The law is quite clear in that it specifies that no government entity at any level may prohibit or restrict either an entity or an official from communicating to the Immigration and Naturalization Service information regarding the citizenship or immigration status of any individual.
It is apparent that “sanctuary city” laws passed by some jurisdictions violate Section 1373. For example, a law passed by San Francisco in 1989, and signed by then-mayor Art Agnos, the City of Refuge Ordinance, also known as the “Sanctuary Ordinance,” included a prohibition on San Francisco employees assisting or cooperating with any investigation, detention, or arrest conducted by ICE, the federal agency charged with enforcement of federal immigration law.

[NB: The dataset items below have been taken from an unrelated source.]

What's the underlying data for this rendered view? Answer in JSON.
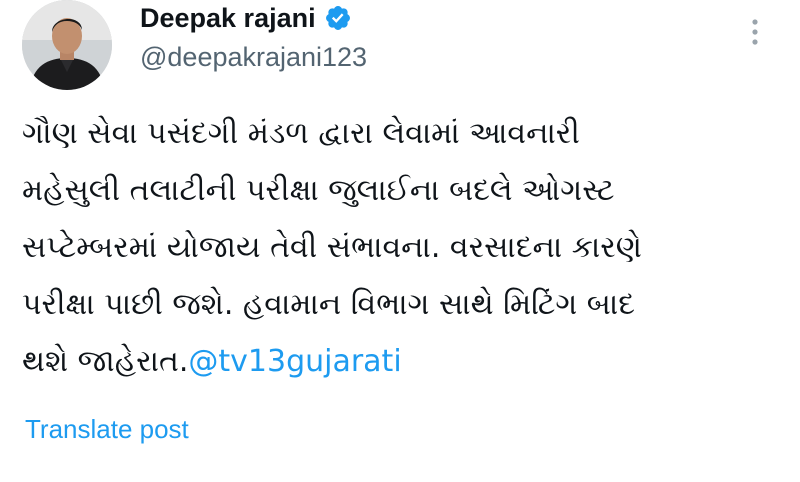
{
  "author": {
    "display_name": "Deepak rajani",
    "handle": "@deepakrajani123",
    "verified": true
  },
  "post": {
    "lines": [
      "ગૌણ સેવા પસંદગી મંડળ દ્વારા લેવામાં આવનારી",
      "મહેસુલી તલાટીની પરીક્ષા જુલાઈના બદલે ઓગસ્ટ",
      "સપ્ટેમ્બરમાં યોજાય તેવી સંભાવના. વરસાદના કારણે",
      "પરીક્ષા પાછી જશે. હવામાન વિભાગ સાથે મિટિંગ બાદ"
    ],
    "last_line_text": "થશે જાહેરાત.",
    "mention": "@tv13gujarati",
    "translate_label": "Translate post"
  },
  "colors": {
    "accent": "#1d9bf0",
    "text": "#0f1419",
    "secondary_text": "#536471"
  },
  "icons": {
    "verified": "verified-badge-icon",
    "more": "more-options-icon"
  }
}
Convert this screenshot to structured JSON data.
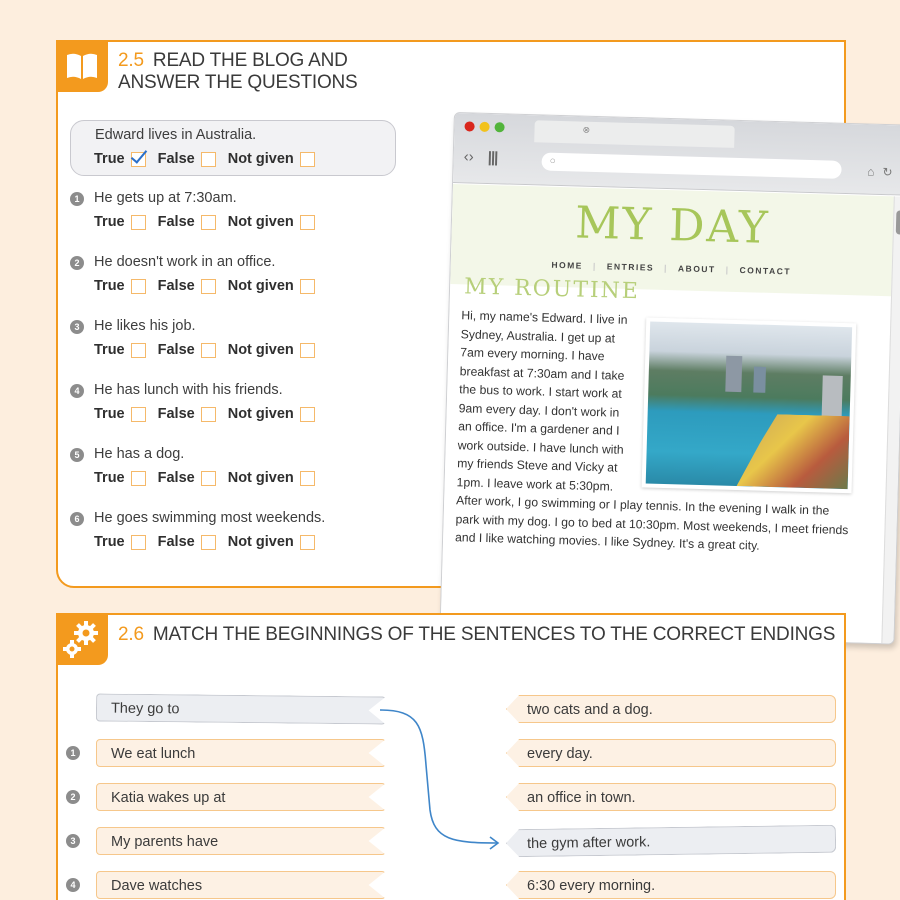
{
  "section_25": {
    "number": "2.5",
    "title": "READ THE BLOG AND ANSWER THE QUESTIONS",
    "icon": "open-book-icon",
    "example": {
      "statement": "Edward lives in Australia.",
      "selected": "True"
    },
    "choice_labels": [
      "True",
      "False",
      "Not given"
    ],
    "questions": [
      {
        "number": "1",
        "statement": "He gets up at 7:30am."
      },
      {
        "number": "2",
        "statement": "He doesn't work in an office."
      },
      {
        "number": "3",
        "statement": "He likes his job."
      },
      {
        "number": "4",
        "statement": "He has lunch with his friends."
      },
      {
        "number": "5",
        "statement": "He has a dog."
      },
      {
        "number": "6",
        "statement": "He goes swimming most weekends."
      }
    ]
  },
  "browser": {
    "nav_icons": [
      "back-forward-icon",
      "bookmarks-icon"
    ],
    "search_icon": "search-icon",
    "right_icons": [
      "home-icon",
      "reload-icon"
    ],
    "site_title": "MY DAY",
    "site_nav": [
      "HOME",
      "ENTRIES",
      "ABOUT",
      "CONTACT"
    ],
    "post_title": "MY ROUTINE",
    "post_text": "Hi, my name's Edward. I live in Sydney, Australia. I get up at 7am every morning. I have breakfast at 7:30am and I take the bus to work. I start work at 9am every day. I don't work in an office. I'm a gardener and I work outside. I have lunch with my friends Steve and Vicky at 1pm. I leave work at 5:30pm. After work, I go swimming or I play tennis. In the evening I walk in the park with my dog. I go to bed at 10:30pm. Most weekends, I meet friends and I like watching movies. I like Sydney. It's a great city.",
    "photo_alt": "Sydney harbour aerial photo"
  },
  "section_26": {
    "number": "2.6",
    "title": "MATCH THE BEGINNINGS OF THE SENTENCES TO THE CORRECT ENDINGS",
    "icon": "gears-icon",
    "beginnings": [
      {
        "number": "",
        "text": "They go to",
        "example": true
      },
      {
        "number": "1",
        "text": "We eat lunch"
      },
      {
        "number": "2",
        "text": "Katia wakes up at"
      },
      {
        "number": "3",
        "text": "My parents have"
      },
      {
        "number": "4",
        "text": "Dave watches"
      }
    ],
    "endings": [
      {
        "text": "two cats and a dog."
      },
      {
        "text": "every day."
      },
      {
        "text": "an office in town."
      },
      {
        "text": "the gym after work.",
        "example": true
      },
      {
        "text": "6:30 every morning."
      }
    ],
    "example_link": {
      "from": "They go to",
      "to": "the gym after work."
    }
  },
  "colors": {
    "accent": "#f39a1e",
    "page_bg": "#fdeede",
    "check": "#2b6fc9",
    "site_green": "#a7c65a"
  }
}
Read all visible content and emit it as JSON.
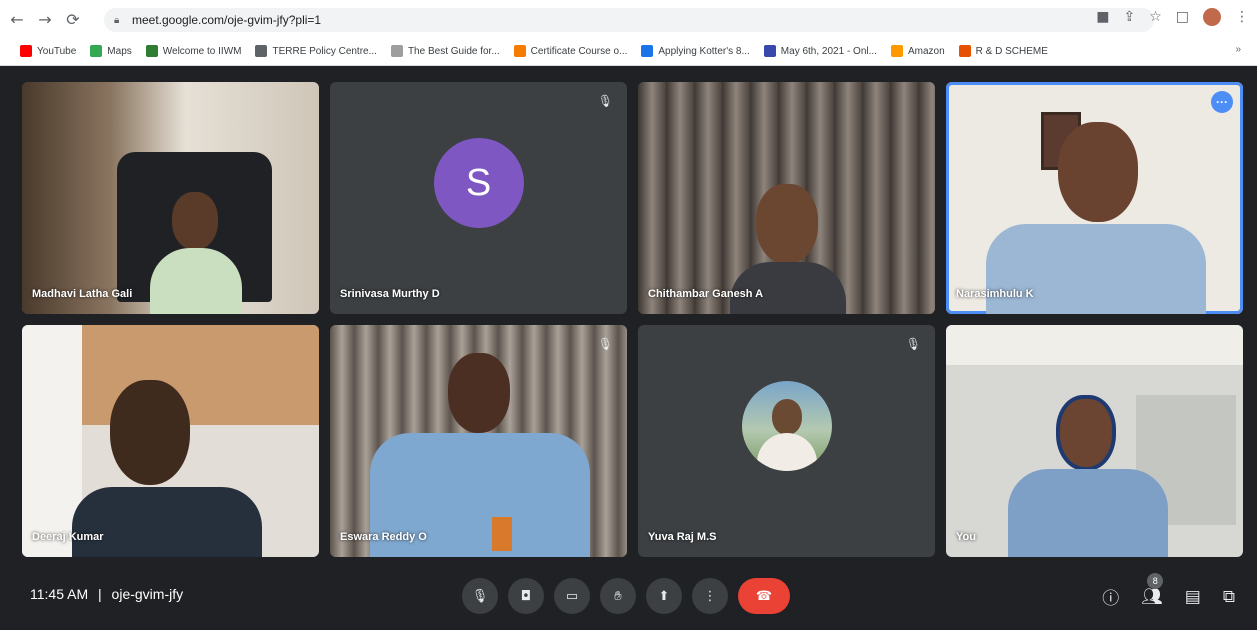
{
  "browser": {
    "url": "meet.google.com/oje-gvim-jfy?pli=1",
    "bookmarks": [
      {
        "label": "YouTube",
        "color": "#ff0000"
      },
      {
        "label": "Maps",
        "color": "#34a853"
      },
      {
        "label": "Welcome to IIWM",
        "color": "#2e7d32"
      },
      {
        "label": "TERRE Policy Centre...",
        "color": "#5f6368"
      },
      {
        "label": "The Best Guide for...",
        "color": "#9e9e9e"
      },
      {
        "label": "Certificate Course o...",
        "color": "#f57c00"
      },
      {
        "label": "Applying Kotter's 8...",
        "color": "#1a73e8"
      },
      {
        "label": "May 6th, 2021 - Onl...",
        "color": "#3949ab"
      },
      {
        "label": "Amazon",
        "color": "#ff9900"
      },
      {
        "label": "R & D SCHEME",
        "color": "#e65100"
      }
    ],
    "more_bookmarks": "»"
  },
  "participants": [
    {
      "name": "Madhavi Latha Gali",
      "muted": false,
      "type": "video"
    },
    {
      "name": "Srinivasa Murthy D",
      "muted": true,
      "type": "initial",
      "initial": "S"
    },
    {
      "name": "Chithambar Ganesh A",
      "muted": false,
      "type": "video"
    },
    {
      "name": "Narasimhulu K",
      "muted": false,
      "type": "video",
      "active_speaker": true
    },
    {
      "name": "Deeraj Kumar",
      "muted": false,
      "type": "video"
    },
    {
      "name": "Eswara Reddy O",
      "muted": true,
      "type": "video"
    },
    {
      "name": "Yuva Raj M.S",
      "muted": true,
      "type": "photo"
    },
    {
      "name": "You",
      "muted": false,
      "type": "video"
    }
  ],
  "meeting": {
    "time": "11:45 AM",
    "separator": "|",
    "code": "oje-gvim-jfy",
    "people_count": "8"
  },
  "colors": {
    "accent": "#4c8df6",
    "end_call": "#ea4335",
    "background": "#202124"
  }
}
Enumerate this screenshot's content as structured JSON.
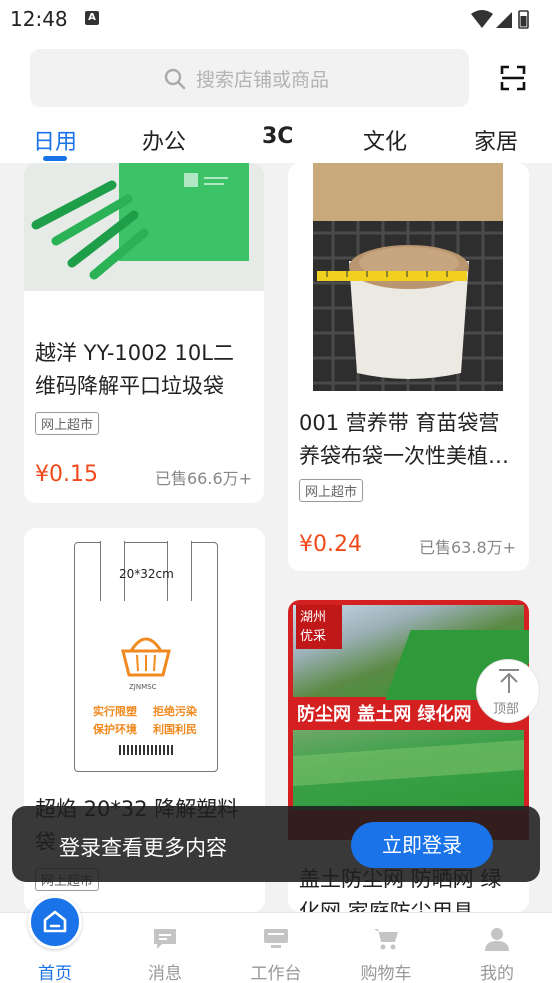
{
  "status": {
    "time": "12:48",
    "notification_letter": "A"
  },
  "search": {
    "placeholder": "搜索店铺或商品"
  },
  "tabs": [
    {
      "label": "日用",
      "active": true
    },
    {
      "label": "办公",
      "active": false
    },
    {
      "label": "3C",
      "active": false
    },
    {
      "label": "文化",
      "active": false
    },
    {
      "label": "家居",
      "active": false
    }
  ],
  "products": [
    {
      "title_line1": "越洋 YY-1002 10L二",
      "title_line2": "维码降解平口垃圾袋",
      "tag": "网上超市",
      "price": "¥0.15",
      "sold": "已售66.6万+"
    },
    {
      "title_line1": "001 营养带 育苗袋营",
      "title_line2": "养袋布袋一次性美植…",
      "tag": "网上超市",
      "price": "¥0.24",
      "sold": "已售63.8万+"
    },
    {
      "title_line1": "超焰 20*32 降解塑料",
      "title_line2": "袋",
      "tag": "网上超市",
      "image_text": {
        "size": "20*32cm",
        "brand": "ZJNMSC",
        "slogan1": "实行限塑",
        "slogan2": "拒绝污染",
        "slogan3": "保护环境",
        "slogan4": "利国利民"
      }
    },
    {
      "title_line1": "盖土防尘网 防晒网 绿",
      "title_line2": "化网 家庭防尘用具",
      "image_text": {
        "badge": "湖州优采",
        "banner": "防尘网  盖土网  绿化网"
      }
    }
  ],
  "back_to_top": {
    "label": "顶部"
  },
  "login_banner": {
    "text": "登录查看更多内容",
    "button": "立即登录"
  },
  "bottom_nav": [
    {
      "label": "首页",
      "icon": "home-icon",
      "active": true
    },
    {
      "label": "消息",
      "icon": "message-icon",
      "active": false
    },
    {
      "label": "工作台",
      "icon": "workbench-icon",
      "active": false
    },
    {
      "label": "购物车",
      "icon": "cart-icon",
      "active": false
    },
    {
      "label": "我的",
      "icon": "profile-icon",
      "active": false
    }
  ],
  "colors": {
    "accent": "#1a73e8",
    "price": "#f04a1a",
    "bag_green": "#3cc267",
    "net_green": "#2e9a3a",
    "banner_red": "#d42020"
  }
}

While Section 1373 does not require local officials to apprehend illegal aliens, it does say that prohibitions against communicating with immigration officials is illegal. Since the San Francisco sanctuary ordinance prohibits cooperation with immigration officials (and communicating information is certainly cooperation) it clearly violates 1373.
The DHS report to which Sessions referred in his press briefing (its first weekly “Declined Detainer Outcome Report”), while not a comprehensive list, cited 206 cases of immigrants being released from custody despite requests from federal agents to detain them until ICE agents could pick them up.
This widespread refusal of local jurisdictions to cooperate with federal immigration authorities was the apparent motivation behind Sessions’ public call to action.
As Sessions stated during the briefing:
The President has rightly said, disregard for the law must end. In his executive order, he stated that it is the policy of the executive branch to ensure that states and cities comply with all federal laws, including all immigration laws.